Temps de lecture: 5 minutes
On ne peut pas toujours affirmer qu’une guerre commence aux premiers coups de semonce. C’est la riposte, l’escalade, l’hostilité croissante et le retranchement dans les positions de chacun qui transforment un premier échange de coups de feu en conflit ouvert et sanglant.
La semaine passée, Google a entrepris d'empêcher les utilisateurs des appareils Amazon’s Fire TV et Echo Show d’avoir accès à YouTube. À première vue, cela peut passer pour une escarmouche sans grande importance entre deux entreprises technologiques en pleine lutte de pouvoir sur des territoires voisins. Mais cela pourrait également être le début de quelque chose de bien plus conséquent: un combat pour dominer un internet bien moins ouvert, duquel personne ne pourrait sortir vainqueur, les consommateurs encore moins que les autres.
Ce n’est pas la première fois que l’on assiste à ce genre de guerre entre plateformes. D’abord, il y a eu Microsoft, qui contrôlait quasiment tout ce que les gens faisaient sur leurs ordinateurs, à la fois à la maison et au travail, et écrasait systématiquement tous ses concurrents. Ensuite, sont arrivés l’explosion d’internet, un procès antitrust par l’administration américaine en 1998, l’avènement de Google, la résurrection d’Apple et la révolution du smartphone. À mesure que la lutte pour la suprématie technologique se déplaçait vers l’arène des portables, Microsoft a perdu son avance et la guerre des smartphones a commencé.

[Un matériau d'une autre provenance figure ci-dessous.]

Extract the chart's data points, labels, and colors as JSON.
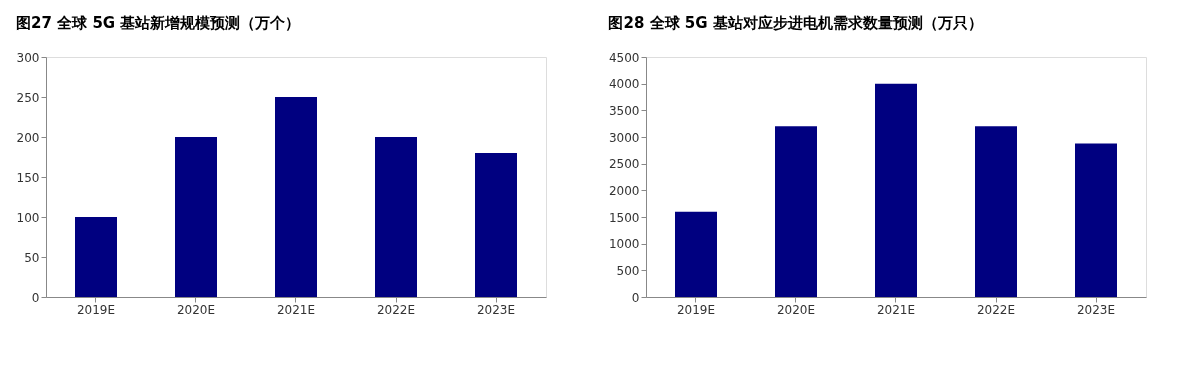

Au final, Apple et Google se sont partagés le paysage des systèmes d’exploitation mobile tandis qu’Apple et Samsung se répartissaient le butin du hardware. Pendant ce temps, on assistait à un affrontement bref mais intense entre réseaux sociaux, où Facebook a d’abord écrasé MySpace, puis Google, et ensuite tous ceux qui ont essayé de rivaliser.
Un front inédit
Le secteur des nouvelles technologies se partage aujourd’hui entre cinq grandes puissances –Apple, Google, Amazon, Facebook et Microsoft– et si elles rivalisent toutes à leur manière, fondamentalement chacune est maîtresse de son propre royaume. Apple règne sur les appareils portables; Google sur le Web, Facebook, sur les réseaux sociaux, Amazon le e-commerce et Microsoft, les logiciels d’entreprise. Cette configuration de base tient depuis quelques années.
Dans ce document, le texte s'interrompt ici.